Starbucks and Uber just inked a deal which integrates the latter’s transportation functionality into the Starbucks app, allowing user to select Uber as an option for navigating to the closest store for their caffeine fix. This new feature is thanks to Uber’s release of its API to a number of firms, allowing them to bake in this sort of functionality into their own native apps.
But, as my wife incredulously put it, “there are a thousand Starbuckses in every city.” She’s pretty close to correct. There are 212 Starbucks outposts in Manhattan – an appropriate number, no? – meaning that there are, on average, six caffeinated mermaid-themed coffeehouses for every one of New York’s 33.7 square miles, negating the need to ever take a cab to Starbucks. Have you ever heard anyone say, “I drove to the Starbucks on West 17th?” Of course you haven’t. Partially because there isn’t one, and partially because there are other outposts on 12th, 14th, 15th, 16th, and 19th. Part of Starbucks’s business model – and one of its criticisms – is its ubiquity, and the fact that one need never take a cab from their home to the nearest ‘bux. Unless they roll out Starbucks Mobile Pour, that is.

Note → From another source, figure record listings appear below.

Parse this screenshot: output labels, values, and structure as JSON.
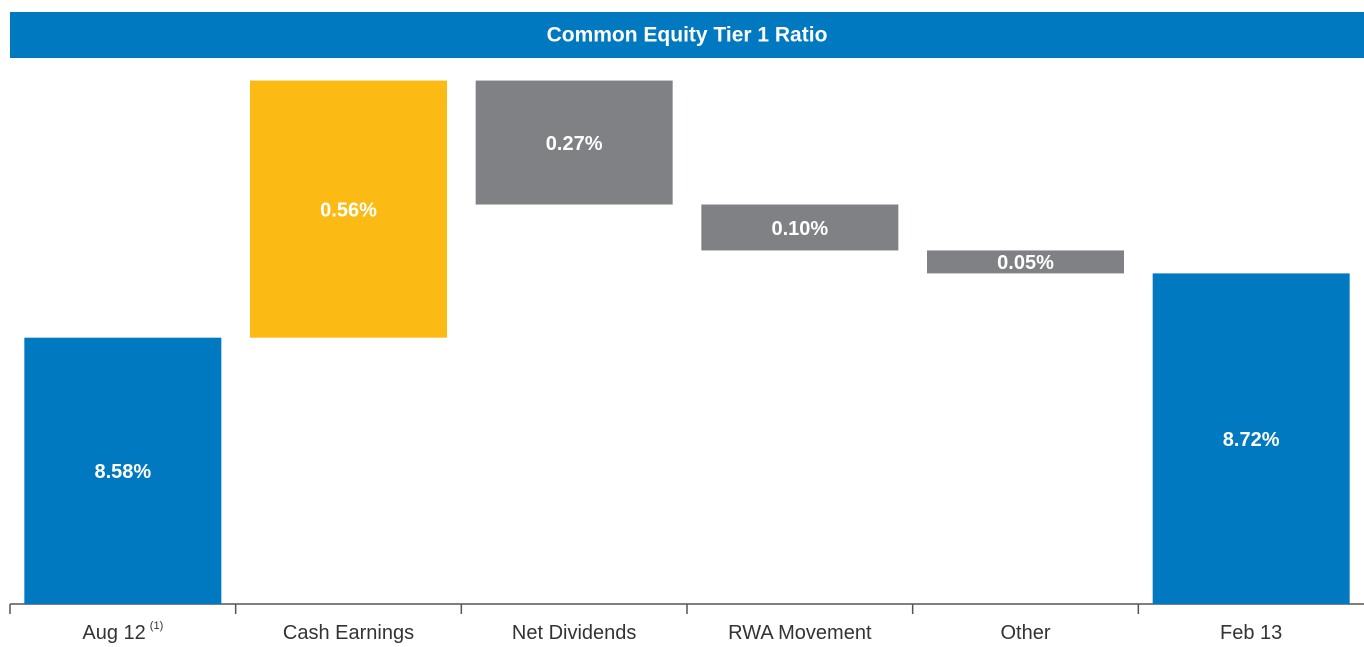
{
  "chart_data": {
    "type": "waterfall",
    "title": "Common Equity Tier 1 Ratio",
    "categories": [
      "Aug 12",
      "Cash Earnings",
      "Net Dividends",
      "RWA Movement",
      "Other",
      "Feb 13"
    ],
    "category_superscripts": [
      "(1)",
      null,
      null,
      null,
      null,
      null
    ],
    "values": [
      8.58,
      0.56,
      -0.27,
      -0.1,
      -0.05,
      8.72
    ],
    "value_labels": [
      "8.58%",
      "0.56%",
      "0.27%",
      "0.10%",
      "0.05%",
      "8.72%"
    ],
    "totals": [
      true,
      false,
      false,
      false,
      false,
      true
    ],
    "colors": [
      "#0079c1",
      "#fbbb14",
      "#808184",
      "#808184",
      "#808184",
      "#0079c1"
    ],
    "header_color": "#0079c1",
    "ylim": [
      8.0,
      9.2
    ]
  }
}
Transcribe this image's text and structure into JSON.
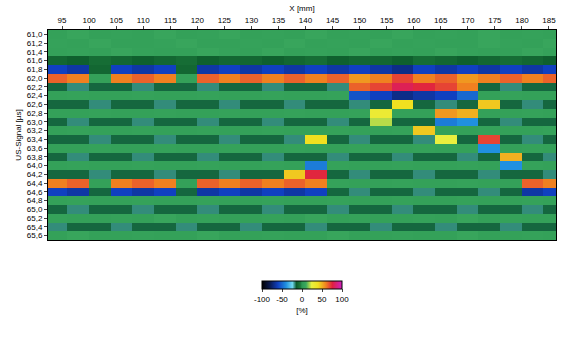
{
  "chart_data": {
    "type": "heatmap",
    "x_label": "X [mm]",
    "y_label": "US-Signal [µs]",
    "grid": false,
    "xlim": [
      92.4,
      186.3
    ],
    "ylim": [
      65.7,
      60.9
    ],
    "xticks": [
      95,
      100,
      105,
      110,
      115,
      120,
      125,
      130,
      135,
      140,
      145,
      150,
      155,
      160,
      165,
      170,
      175,
      180,
      185
    ],
    "yticks": [
      {
        "value": 61.0,
        "label": "61,0"
      },
      {
        "value": 61.2,
        "label": "61,2"
      },
      {
        "value": 61.4,
        "label": "61,4"
      },
      {
        "value": 61.6,
        "label": "61,6"
      },
      {
        "value": 61.8,
        "label": "61,8"
      },
      {
        "value": 62.0,
        "label": "62,0"
      },
      {
        "value": 62.2,
        "label": "62,2"
      },
      {
        "value": 62.4,
        "label": "62,4"
      },
      {
        "value": 62.6,
        "label": "62,6"
      },
      {
        "value": 62.8,
        "label": "62,8"
      },
      {
        "value": 63.0,
        "label": "63,0"
      },
      {
        "value": 63.2,
        "label": "63,2"
      },
      {
        "value": 63.4,
        "label": "63,4"
      },
      {
        "value": 63.6,
        "label": "63,6"
      },
      {
        "value": 63.8,
        "label": "63,8"
      },
      {
        "value": 64.0,
        "label": "64,0"
      },
      {
        "value": 64.2,
        "label": "64,2"
      },
      {
        "value": 64.4,
        "label": "64,4"
      },
      {
        "value": 64.6,
        "label": "64,6"
      },
      {
        "value": 64.8,
        "label": "64,8"
      },
      {
        "value": 65.0,
        "label": "65,0"
      },
      {
        "value": 65.2,
        "label": "65,2"
      },
      {
        "value": 65.4,
        "label": "65,4"
      },
      {
        "value": 65.6,
        "label": "65,6"
      }
    ],
    "colorbar": {
      "title": "[%]",
      "range": [
        -100,
        100
      ],
      "ticks": [
        -100,
        -50,
        0,
        50,
        100
      ]
    },
    "x": [
      94,
      98,
      102,
      106,
      110,
      114,
      118,
      122,
      126,
      130,
      134,
      138,
      142,
      146,
      150,
      154,
      158,
      162,
      166,
      170,
      174,
      178,
      182,
      186
    ],
    "y": [
      61.0,
      61.2,
      61.4,
      61.6,
      61.8,
      62.0,
      62.2,
      62.4,
      62.6,
      62.8,
      63.0,
      63.2,
      63.4,
      63.6,
      63.8,
      64.0,
      64.2,
      64.4,
      64.6,
      64.8,
      65.0,
      65.2,
      65.4,
      65.6
    ],
    "z": [
      [
        5,
        8,
        5,
        6,
        5,
        8,
        5,
        6,
        8,
        5,
        6,
        5,
        8,
        5,
        6,
        5,
        8,
        5,
        6,
        5,
        8,
        5,
        6,
        5
      ],
      [
        6,
        5,
        8,
        5,
        5,
        6,
        8,
        5,
        5,
        6,
        5,
        8,
        5,
        6,
        5,
        8,
        5,
        6,
        5,
        5,
        8,
        6,
        5,
        8
      ],
      [
        5,
        6,
        5,
        8,
        6,
        5,
        5,
        8,
        6,
        5,
        8,
        5,
        6,
        5,
        8,
        5,
        6,
        5,
        8,
        6,
        5,
        5,
        8,
        6
      ],
      [
        -10,
        -12,
        -8,
        -10,
        -12,
        -10,
        -8,
        -12,
        -10,
        -10,
        -12,
        -10,
        -8,
        -12,
        -10,
        -10,
        -12,
        -8,
        -10,
        -12,
        -10,
        -8,
        -10,
        -12
      ],
      [
        -60,
        -65,
        -10,
        -60,
        -65,
        -60,
        -10,
        -65,
        -60,
        -65,
        -60,
        -65,
        -60,
        -65,
        -60,
        -65,
        -70,
        -60,
        -65,
        -60,
        -65,
        -60,
        -65,
        -60
      ],
      [
        65,
        60,
        5,
        60,
        65,
        60,
        5,
        65,
        60,
        65,
        60,
        65,
        60,
        65,
        55,
        60,
        70,
        60,
        65,
        55,
        60,
        65,
        60,
        65
      ],
      [
        -15,
        -18,
        -15,
        -15,
        -18,
        -15,
        -15,
        -18,
        -15,
        -15,
        -18,
        -15,
        -15,
        -18,
        65,
        70,
        80,
        75,
        70,
        60,
        -15,
        -18,
        -15,
        -15
      ],
      [
        5,
        6,
        5,
        5,
        6,
        5,
        5,
        6,
        5,
        5,
        6,
        5,
        5,
        6,
        -55,
        -60,
        -70,
        -65,
        -60,
        -50,
        5,
        6,
        5,
        5
      ],
      [
        -15,
        -15,
        -18,
        -15,
        -15,
        -18,
        -15,
        -15,
        -18,
        -15,
        -15,
        -18,
        -15,
        -15,
        -18,
        -15,
        40,
        -15,
        -18,
        -15,
        45,
        -15,
        -18,
        -15
      ],
      [
        5,
        5,
        6,
        5,
        5,
        6,
        5,
        5,
        6,
        5,
        5,
        6,
        5,
        5,
        6,
        30,
        5,
        5,
        55,
        50,
        5,
        5,
        6,
        5
      ],
      [
        -15,
        -18,
        -15,
        -15,
        -18,
        -15,
        -15,
        -18,
        -15,
        -15,
        -18,
        -15,
        -15,
        -18,
        -15,
        20,
        -15,
        -15,
        -45,
        -40,
        -15,
        -18,
        -15,
        -15
      ],
      [
        5,
        6,
        5,
        5,
        6,
        5,
        5,
        6,
        5,
        5,
        6,
        5,
        5,
        6,
        5,
        5,
        6,
        45,
        5,
        5,
        6,
        5,
        5,
        6
      ],
      [
        -15,
        -15,
        -18,
        -15,
        -15,
        -18,
        -15,
        -15,
        -18,
        -15,
        -15,
        -18,
        40,
        -15,
        -18,
        -15,
        -15,
        -18,
        25,
        -15,
        70,
        -15,
        -18,
        -15
      ],
      [
        5,
        5,
        6,
        5,
        5,
        6,
        5,
        5,
        6,
        5,
        5,
        6,
        5,
        5,
        6,
        5,
        5,
        6,
        5,
        5,
        -40,
        5,
        6,
        5
      ],
      [
        -15,
        -18,
        -15,
        -15,
        -18,
        -15,
        -15,
        -18,
        -15,
        -15,
        -18,
        -15,
        -15,
        -18,
        -15,
        -15,
        -18,
        -15,
        -15,
        -18,
        -15,
        50,
        -15,
        -18
      ],
      [
        5,
        6,
        5,
        5,
        6,
        5,
        5,
        6,
        5,
        5,
        6,
        5,
        -45,
        6,
        5,
        5,
        6,
        5,
        5,
        6,
        5,
        -40,
        6,
        5
      ],
      [
        -15,
        -15,
        -18,
        -15,
        -15,
        -18,
        -15,
        -15,
        -18,
        -15,
        -15,
        45,
        75,
        -15,
        -18,
        -15,
        -15,
        -18,
        -15,
        -15,
        -18,
        -15,
        -15,
        -18
      ],
      [
        60,
        65,
        5,
        60,
        65,
        60,
        5,
        65,
        60,
        65,
        60,
        65,
        60,
        6,
        5,
        5,
        6,
        5,
        5,
        6,
        5,
        5,
        65,
        60
      ],
      [
        -60,
        -65,
        -15,
        -60,
        -65,
        -60,
        -15,
        -65,
        -60,
        -65,
        -60,
        -65,
        -60,
        -15,
        -18,
        -15,
        -15,
        -18,
        -15,
        -15,
        -18,
        -15,
        -65,
        -60
      ],
      [
        5,
        6,
        5,
        5,
        6,
        5,
        5,
        6,
        5,
        5,
        6,
        5,
        5,
        6,
        5,
        5,
        6,
        5,
        5,
        6,
        5,
        5,
        6,
        5
      ],
      [
        -15,
        -18,
        -15,
        -15,
        -18,
        -15,
        -15,
        -18,
        -15,
        -15,
        -18,
        -15,
        -15,
        -18,
        -15,
        -15,
        -18,
        -15,
        -15,
        -18,
        -15,
        -15,
        -18,
        -15
      ],
      [
        6,
        5,
        5,
        6,
        5,
        8,
        5,
        6,
        5,
        5,
        6,
        5,
        8,
        5,
        6,
        5,
        5,
        6,
        5,
        8,
        5,
        6,
        5,
        5
      ],
      [
        -18,
        -15,
        -15,
        -18,
        -15,
        -15,
        -18,
        -15,
        -15,
        -18,
        -15,
        -15,
        -18,
        -15,
        -15,
        -18,
        -15,
        -15,
        -18,
        -15,
        -15,
        -18,
        -15,
        -15
      ],
      [
        5,
        8,
        5,
        5,
        6,
        5,
        5,
        8,
        5,
        5,
        6,
        5,
        5,
        8,
        5,
        5,
        6,
        5,
        5,
        8,
        5,
        5,
        6,
        5
      ]
    ]
  }
}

But Uber’s goal is broader. They want to become your go-to form of transportation, replacing public transportation, your own car, a rental car, and especially, Lyft. And so it’s not necessarily about tapping into the mobile coffee-drinkers market inasmuch as it is about becoming the default transportation option for any trip, no matter the distance. It’s about the consumer psychology, not the practicality.
And to that end, the Uber-Starbucks deal is one that maintains Uber’s affordable luxury brand cachet. Much like American Express, with whom it has partnered as well, Uber, and Starbucks, are predicated upon the idea of affordable luxury. In contrast to coffee from Dunkin’ Donuts or McDonald’s, the cost of a Starbucks Americano skews 20-75% higher. But, like the experience of hailing a car from one’s smartphone, the Starbucks experience is a rarified, wi-fi-ed, Norah Jonesified one. I paid $4.50 for this latte, and I will certainly not move my Macbook Air.
Now excuse me, I think the barista just called my name.